In theory, if every single device on the subnet is plugged into the same set of switches, this could work. Otherwise, the odds of a packet getting delivered to the correct switch is exactly 1/n.
So, if you have A CEPH nodes and B PVE nodes, and they are all have C NICs dedicated to storage, you could interconnect them with C switches using (A+B) ports on each switch. This can work because any packet can be received on any port inside a bond group. You'll see slightly erratic traffic patterns, but given enough traffic it should be approximately equal on all C links from any given server and approximately equal on all C switches.
Where this breaks down completely is if you have any devices at all in that IP subnet that are NOT connected to all C switches. Let's say CEPH node #1 only has two NICs dedicated to storage, but everything else has three NICs dedicated to storage. One out of every three packets destined for CEPH#1 will be delivered to switch #3... and will not reach CEPH#1 because it's not connected to that switch.
If the storage subnet is protected by a firewall, the firewall now must be connected to all three switches using balance-rr also, or the same effect occurs.
Note that this means you do NOT get true redundancy using balance-rr; if f NICs or cables fail, you start dropping f/C packets.
While it is possible to mitigate this problem by interconnecting the switches, you then get two problems. Firstly, you now have a Spanning Tree topology with its attendant problems. (And if you disable STP on your switches, you should be taken out back and shot. The protocol still exists nowadays mainly to save your ass when you do something stupid at 2am.) Secondly, you now have FIB flapping and the switch CPUs become bottlenecks. FIB flapping is when the switch sees that MAC address A resides on port Y. Oh, wait, it just moved to port Z. Wait, it just moved to port Q. Oh, now it's back to port Y. No, it's back on port Q again! The switch's management plane (i.e. the CPU) has to be involved in coordinating the forwarding table: what port should a packet destined for MAC address A be sent out?
This is also why connecting multiple balance-rr links into a single switch often produces strange results. Most cheaper switches have very low-end CPUs (i.e. 400MHz), because normally the CPU doesn't have to do much work. Using balance-rr is a good way to force it to do a lot of work. (Yes, switch ASICs handle most of the workload, but not 100% of it.)
To recap: balance-rr can be useful for certain specific scenarios ONLY IF the switch(es) and network fabric can handle it correctly. It does not give you good redundancy (except against complete switch failure in the isolated-switch scenario), it's not standardized in any way, and no-one other than Linux implements it this way. LACP definitely has limitations, but it handles more situations correctly and is reliable in virtually every circumstance. The way to maximize bandwidth with LACP is to maximize the number of flows, and particularly on dumber switches, maximize the number of MAC addresses involved, i.e. use Multipath if you can. You'll never get more than 1Gb/sec between any two conversation endpoints, but with e.g. iSCSI multipath, you can have multiple conversation endpoints involved simultaneously.

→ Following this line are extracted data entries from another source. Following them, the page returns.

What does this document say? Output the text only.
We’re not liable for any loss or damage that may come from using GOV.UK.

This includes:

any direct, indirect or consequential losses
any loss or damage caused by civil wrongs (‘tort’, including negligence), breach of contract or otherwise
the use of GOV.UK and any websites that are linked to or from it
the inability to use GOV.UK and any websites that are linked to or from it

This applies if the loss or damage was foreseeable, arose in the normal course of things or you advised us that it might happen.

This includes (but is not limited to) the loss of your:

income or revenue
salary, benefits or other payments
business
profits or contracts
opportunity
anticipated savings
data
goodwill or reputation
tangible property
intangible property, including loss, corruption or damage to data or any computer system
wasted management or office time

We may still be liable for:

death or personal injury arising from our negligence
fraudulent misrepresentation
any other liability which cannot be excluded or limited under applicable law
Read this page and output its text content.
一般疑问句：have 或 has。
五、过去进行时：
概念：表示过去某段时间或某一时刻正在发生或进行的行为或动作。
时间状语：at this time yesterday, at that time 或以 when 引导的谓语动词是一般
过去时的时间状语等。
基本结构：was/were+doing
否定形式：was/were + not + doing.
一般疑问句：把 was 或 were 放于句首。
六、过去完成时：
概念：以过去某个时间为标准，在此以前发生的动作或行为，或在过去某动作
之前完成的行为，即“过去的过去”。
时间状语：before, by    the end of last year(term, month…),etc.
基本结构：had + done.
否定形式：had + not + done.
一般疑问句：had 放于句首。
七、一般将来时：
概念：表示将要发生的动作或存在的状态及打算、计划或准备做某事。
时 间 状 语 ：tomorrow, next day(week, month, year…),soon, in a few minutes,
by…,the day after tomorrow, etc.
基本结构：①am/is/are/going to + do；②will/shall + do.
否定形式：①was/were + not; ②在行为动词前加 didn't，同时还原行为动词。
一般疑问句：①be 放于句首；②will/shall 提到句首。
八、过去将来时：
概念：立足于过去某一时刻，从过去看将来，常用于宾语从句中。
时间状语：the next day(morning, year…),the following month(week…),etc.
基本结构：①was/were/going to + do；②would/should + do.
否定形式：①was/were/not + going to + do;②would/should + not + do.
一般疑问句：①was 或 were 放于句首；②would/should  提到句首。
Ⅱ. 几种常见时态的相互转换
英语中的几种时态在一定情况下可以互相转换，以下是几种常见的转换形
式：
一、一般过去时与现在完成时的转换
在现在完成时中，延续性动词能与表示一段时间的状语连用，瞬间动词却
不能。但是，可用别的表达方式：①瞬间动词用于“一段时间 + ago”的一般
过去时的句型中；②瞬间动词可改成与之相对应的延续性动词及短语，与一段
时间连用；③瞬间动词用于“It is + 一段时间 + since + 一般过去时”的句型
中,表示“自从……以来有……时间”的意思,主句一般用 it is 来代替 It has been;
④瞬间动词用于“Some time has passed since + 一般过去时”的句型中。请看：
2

In a distributed-storage environment, the way to maximize bandwidth - generally! - is to maximize the number of nodes and minimize the amount of storage on each of those nodes. Then also maximize the number of clients talking to each of thoes nodes. A small number of large storage arrays with a small number of clients will run into network limitations unless the vendor does tricks in the protocol (e.g. Equallogic redirects iSCSI sessions to alternate IP addresses, one bound to each NIC; VMware sets up multiple iSCSI initiators, one per NIC; Linux has balance-rr... maybe!).
Note that VMware does something similar to balance-rr, but it adds LACP-like session pinning mostly so that the switches don't suffer from CPU exhaustion. Many higher-end (Cisco, Juniper, HP/3COM, etc.) switches will actually disable the ports involved in a balance-rr group by default, treating them as a deliberate spoofing attack!